Although stress can sometimes be a good thing, too much stress can actually harm your health and increase your risk of heart disease and stroke. Here are some effective stress-busting tips.

Types of stressors

Many life events such as moving, leaving school, changing jobs, and experiencing losses can cause stress. Daily hassles, such as being stuck in traffic, deadlines or conflicts can also be stress-provoking. It's important to identify your stressors so you can learn to deal with them effectively.

Symptoms of excess stress

If you are suffering from high stress levels, you may feel tense or anxious, have headaches, stomach complaints or even symptoms that mimic illnesses. Long-term exposure to stress can also lead to mental health problems such as depression and anxiety.

Heart disease, stroke and stress

The relationship between stress and heart disease and stroke isn't completely clear. However, some people with high levels of stress or prolonged stress may have higher blood cholesterol, increased blood pressure or be more prone to developing atherosclerosis (narrowing of the arteries).

If your life is stressful, it can be difficult to lead a healthy lifestyle. Instead of being physically active to relieve stress, you may respond by overeating, eating unhealthy foods, consuming too much alcohol or smoking – reactions that can increase the risk of developing heart disease and stroke.

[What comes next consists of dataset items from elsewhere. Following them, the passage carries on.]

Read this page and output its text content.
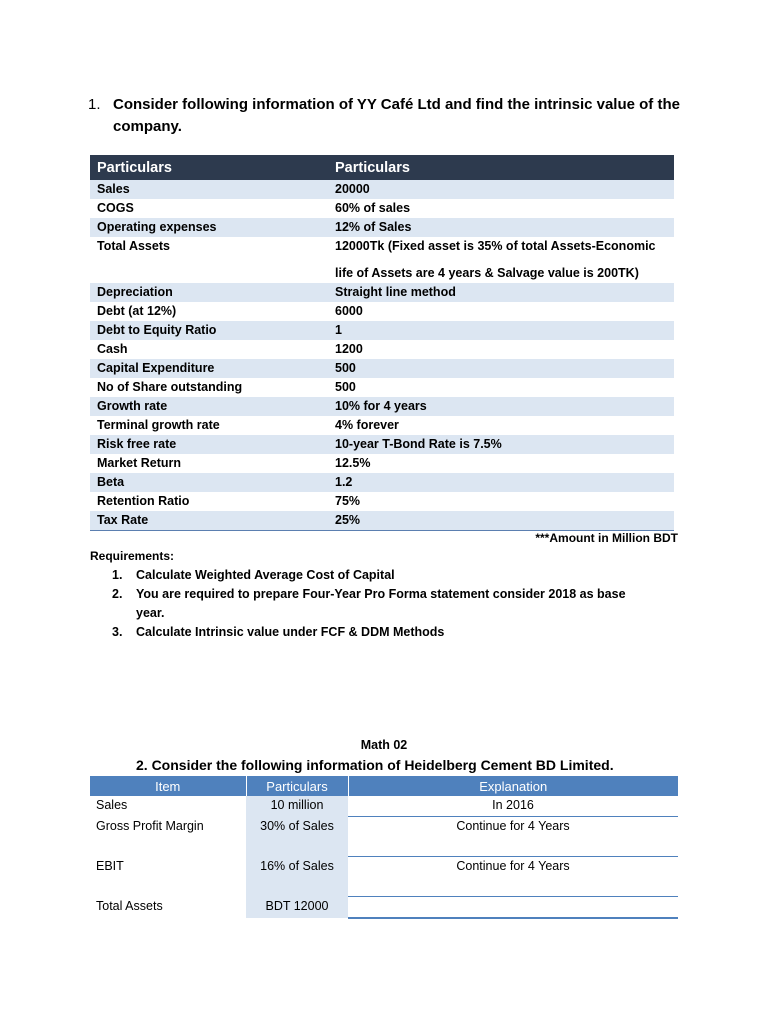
1. Consider following information of YY Café Ltd and find the intrinsic value of the company.
Particulars	Particulars
Sales	20000
COGS	60% of sales
Operating expenses	12% of Sales
Total Assets	12000Tk (Fixed asset is 35% of total Assets-Economic
life of Assets are 4 years & Salvage value is 200TK)

Depreciation	Straight line method
Debt (at 12%)	6000
Debt to Equity Ratio	1
Cash	1200
Capital Expenditure	500
No of Share outstanding	500
Growth rate	10% for 4 years
Terminal growth rate	4% forever
Risk free rate	10-year T-Bond Rate is 7.5%
Market Return	12.5%
Beta	1.2
Retention Ratio	75%
Tax Rate	25%
***Amount in Million BDT
Requirements:
1.	Calculate Weighted Average Cost of Capital
2.	You are required to prepare Four-Year Pro Forma statement consider 2018 as base year.
3.	Calculate Intrinsic value under FCF & DDM Methods
Math 02
2. Consider the following information of Heidelberg Cement BD Limited.
Item	Particulars	Explanation
Sales	10 million	In 2016
Gross Profit Margin	30% of Sales	Continue for 4 Years
EBIT	16% of Sales	Continue for 4 Years
Total Assets	BDT 12000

Responding to stress with anger can also be harmful, since it sets off a series of physiological changes including increased heart rate and elevated blood pressure levels that can increase your chance of having a heart attack. People who are prone to anger are also more likely to turn to unhealthy behaviours such as smoking, excessive alcohol consumption and overeating.

Stress-busting tips

  • Identify the source of your stress. Figure out what is really bothering you – it's the first step in managing your stress.
  • Be physically active. It can be a great stress-buster and can boost your heart health, too. Be sure to talk to your physician before starting any activity program.
  • Share your feelings. Talking to friends, family or co-workers can help you feel better.
  • Take time for yourself. In trying to meet everyone else's needs, don't short-change yourself. 
  • Make time to laugh. It's your body's natural stress-release mechanism.
  • Eat well. Don't skip meals because hunger can leave you vulnerable to stress.
  • Take your vacations. Getting away from it all is important to your mental and physical health.